Alterações nas Normas Regulamentadoras geram economia para as empresas



Recentemente, o governo Bolsonaro anunciou medidas relativas às normas de segurança e saúde no trabalho, também conhecidas como Normas Regulamentadoras ou NRs. Segundo o governo, as alterações têm o objetivo de reduzir as exigências feitas às empresas e visam uma economia de R$ 68 bi nos próximos dez anos.


O trabalho de revisão e modernização das Normas Regulamentadoras envolve todas as 36 NRs em vigor, que devem ser seguidas por todas em empresas que tenham colaboradores contratados no regime da Consolidação das Leis do Trabalho, a CLT.


Nessa primeira etapa de revisão, duas normas serão alteradas e uma será revogada.


Mas, afinal, o que mudou?


NR2: A revogação da Norma Regulamentadora Nº 02 acabou com a necessidade de o empresário precisar de uma aprovação do Ministério do Trabalho, o MTB, para iniciar suas atividades.
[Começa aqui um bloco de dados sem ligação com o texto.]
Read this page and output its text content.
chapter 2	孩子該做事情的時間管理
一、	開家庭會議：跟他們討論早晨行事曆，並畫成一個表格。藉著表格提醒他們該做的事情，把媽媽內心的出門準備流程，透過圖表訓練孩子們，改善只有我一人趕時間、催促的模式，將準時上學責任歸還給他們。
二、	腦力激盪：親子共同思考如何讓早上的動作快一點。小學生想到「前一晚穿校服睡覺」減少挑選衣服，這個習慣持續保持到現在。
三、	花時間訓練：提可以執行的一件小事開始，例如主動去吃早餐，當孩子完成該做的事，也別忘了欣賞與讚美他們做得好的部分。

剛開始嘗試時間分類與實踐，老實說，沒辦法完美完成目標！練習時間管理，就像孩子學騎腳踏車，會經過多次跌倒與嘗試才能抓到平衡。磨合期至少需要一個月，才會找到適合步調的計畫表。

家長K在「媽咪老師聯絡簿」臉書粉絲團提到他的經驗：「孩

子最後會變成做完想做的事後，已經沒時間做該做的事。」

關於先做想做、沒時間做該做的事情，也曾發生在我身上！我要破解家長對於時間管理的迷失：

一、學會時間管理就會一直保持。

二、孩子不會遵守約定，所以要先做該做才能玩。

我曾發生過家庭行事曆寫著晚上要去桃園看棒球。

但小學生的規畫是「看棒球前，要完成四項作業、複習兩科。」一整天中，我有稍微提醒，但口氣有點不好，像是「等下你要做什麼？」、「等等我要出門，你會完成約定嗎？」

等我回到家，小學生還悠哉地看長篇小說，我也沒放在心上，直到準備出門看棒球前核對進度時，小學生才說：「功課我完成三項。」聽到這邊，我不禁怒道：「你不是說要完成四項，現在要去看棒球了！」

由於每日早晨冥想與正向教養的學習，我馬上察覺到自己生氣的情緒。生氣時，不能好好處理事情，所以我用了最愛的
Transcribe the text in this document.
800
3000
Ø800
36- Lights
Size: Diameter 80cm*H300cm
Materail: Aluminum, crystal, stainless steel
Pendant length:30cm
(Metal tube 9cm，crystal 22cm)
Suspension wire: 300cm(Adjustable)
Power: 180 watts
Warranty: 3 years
A revogação recebeu várias críticas, pois a aprovação do MTB visava garantir um ambiente livre de riscos relativos a acidentes ou doenças do trabalho, porém, na realidade, essa vistoria e aprovação prévia já não era realizada.



NR1: Uma mudança mais significativa aconteceu na NR1, pois as Microempresas (ME), Empresas de Pequeno Porte (EPP) e o Micro Empreendedor Individual (MEI) de graus de riscos 1 e 2 estão dispensados de elaborar o Programa de Prevenção de Riscos Ambientes (PPRA) e o Programa de Controle Médico de Saúde Ocupacional (PCMSO) desde que declarem as informações digitais.


Além dessa mudança, a NR1 passou a inovar e revogar diversos dispositivos sobre treinamento e qualificação dos trabalhadores, sendo agora possível aproveitar um treinamento que o trabalhador já recebeu em outro empregador dentro da mesma atividade.


Com as inovações na NR1 diversos itens de outras NRs foram revogados, como mostra o Anexo II da Portaria 915/2019 do SEPRT:



Apenas com essas modificações, a Secretaria de Política Econômica estima gerar uma economia de R$ 25 bi para a indústria e R$ 1,5 bi para a área de comércio e serviços.



NR12: Outra alteração importante que visa garantir a segurança no trabalho com máquinas e equipamentos.


É fato que a NR estava desatualizada, o que trazia para as empresas a necessidade de suportar exigências que não estavam de acordo com os padrões internacionais e nacionais. Por exemplo, um item que foi eliminado e muito criticado pelas empresas siderúrgicas, era a necessidade de desligar completamente as máquinas em caso de manutenção.Isso porque nesse segmento a parada total da máquina pode acarretar em inutilização do equipamento.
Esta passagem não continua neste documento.